Tabi o düello ederken onun her hareketini takip eden Karanlık Lord'dan habersizdi.
Cassiopeia önünde final maçı için hazırlanan Francis Zabini'e bakıyordu. Eğer bu düelloyu da kazanırsa Lord'un sağ kolu olacaktı. Kazanamaz ise de sol kolu her türlü Lord'un yakınında olacaktı. Bu düelloyu kazanacağını biliyordu, ama kendisini babasına kanıtlamak istiyordu. Ne kadar hayati bir planın ortağı olsa da o da 16 yaşında olan bir çocuktu. Erken büyümek zorunda kalmış bir çocuk. Francis Zabini babasının yanında -büyük ihtimalle düello için tüyo alıyordu- konuşuyordu. Cassiopeia ise her zamanki olduğu gibi yalnızdı. Yalnızlığına mahkumdu. "Cassiopeia Malfoy" "Francis Zabini" Cassiopeia istemsizce eskiyi hatırladı.
3 Yıl Önce
Cassiopeia ICW final düellosu için düello matının dışında bekliyordu tek başına. Rakibi Oscar Taylor köşede ailesiyle konuşuyordu.
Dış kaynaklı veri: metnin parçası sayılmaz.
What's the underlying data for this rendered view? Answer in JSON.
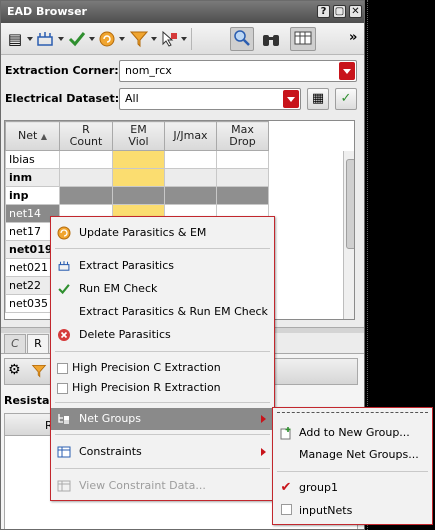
{
  "window": {
    "title": "EAD Browser",
    "title_buttons": [
      "?",
      "▢",
      "✕"
    ]
  },
  "toolbar": {
    "overflow": "»",
    "icons": [
      "document-menu-icon",
      "extract-icon",
      "check-icon",
      "refresh-icon",
      "filter-icon",
      "probe-icon",
      "zoom-icon",
      "binoculars-icon",
      "table-icon"
    ]
  },
  "extraction_corner": {
    "label": "Extraction Corner:",
    "value": "nom_rcx"
  },
  "electrical_dataset": {
    "label": "Electrical Dataset:",
    "value": "All"
  },
  "table": {
    "columns": [
      "Net",
      "R\nCount",
      "EM\nViol",
      "J/Jmax",
      "Max\nDrop"
    ],
    "rows": [
      {
        "net": "Ibias",
        "bold": false,
        "em": "yellow"
      },
      {
        "net": "inm",
        "bold": true,
        "em": "yellow"
      },
      {
        "net": "inp",
        "bold": true,
        "em": "dark"
      },
      {
        "net": "net14",
        "bold": false,
        "em": "yellow",
        "selected": true
      },
      {
        "net": "net17",
        "bold": false
      },
      {
        "net": "net019",
        "bold": true
      },
      {
        "net": "net021",
        "bold": false
      },
      {
        "net": "net22",
        "bold": false
      },
      {
        "net": "net035",
        "bold": false
      }
    ]
  },
  "lower_panel": {
    "tabs": [
      "C",
      "R"
    ],
    "section_label": "Resistar",
    "subheader": "R"
  },
  "context_menu": {
    "items": [
      {
        "label": "Update Parasitics & EM",
        "icon": "update-icon",
        "enabled": true
      },
      {
        "label": "Extract Parasitics",
        "icon": "extract-icon",
        "enabled": true
      },
      {
        "label": "Run EM Check",
        "icon": "check-icon",
        "enabled": true
      },
      {
        "label": "Extract Parasitics & Run EM Check",
        "icon": "",
        "enabled": true
      },
      {
        "label": "Delete Parasitics",
        "icon": "delete-icon",
        "enabled": true
      },
      {
        "label": "High Precision C Extraction",
        "checkbox": true,
        "enabled": true
      },
      {
        "label": "High Precision R Extraction",
        "checkbox": true,
        "enabled": true
      },
      {
        "label": "Net Groups",
        "icon": "net-groups-icon",
        "enabled": true,
        "submenu": true,
        "highlighted": true
      },
      {
        "label": "Constraints",
        "icon": "constraints-icon",
        "enabled": true,
        "submenu": true
      },
      {
        "label": "View Constraint Data...",
        "icon": "view-data-icon",
        "enabled": false
      }
    ]
  },
  "net_groups_submenu": {
    "items": [
      {
        "label": "Add to New Group...",
        "icon": "add-group-icon"
      },
      {
        "label": "Manage Net Groups...",
        "icon": ""
      },
      {
        "label": "group1",
        "checked": true
      },
      {
        "label": "inputNets",
        "checked": false
      }
    ]
  },
  "colors": {
    "accent": "#c8141b",
    "em_violation": "#fbdd70",
    "selection": "#8a8a8a"
  }
}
Düello saati geldi ve düello hakemi anonsu yapmaya başladı. "Sayın cadılar ve büyücüler 1993 yılı ICW düellosuna hepiniz hoşgeldiniz" Etrafta büyük bir alkış koptu. "Şimdi sizi daha fazla bekletmeden ilk finalistimizi çağırıyorum ilk finalistimiz henüz reşit olmamış bir cadı kendisi yaşına göre oldukça iyi geldi ama pek şansı yok gibi görünüyor ha" etraftan gülüşmeler ve kahkahalar gelirken Cassiopeia sinirle soludu. O kimdi ki ona karşı böyle bir ithamda bulunabilirdi. Ama o pis muhabirin hakkından gelebilirdi şuan işi gülenleri haksız çıkartmaktı. Muhabir kahkahaların önüne geçememiş olacak ki sessizlik diye bağırmak zorunda kaldı ardından "İlk finalistimiz Cassiopeia Malfoy "diye anons etti cılız bir alkış geldi. Sahneye çıkarken, her zaman tek başımayım diye düşündü Cassiopeia. Muhabir tekrar söze girdi" İkinci finalistimiz Oscar Taylor"daha cümleyi bitirmeden alkışlamaya başlayan büyücü halkı aynı zamanda kulağa"Hadi Oscar ""Kupa sende Taylor"gibi sözler eşlik ediyordu. Muhabir tekrar söze girmeden Taylor mata gelmişti. Yirmilerinin başında gibi duruyordu. Muhabir kenara çekilirken düello hakemi geldi. Klasik prosedürler atlatıldıktan sonra ilk büyü Taylor 'dan geldi.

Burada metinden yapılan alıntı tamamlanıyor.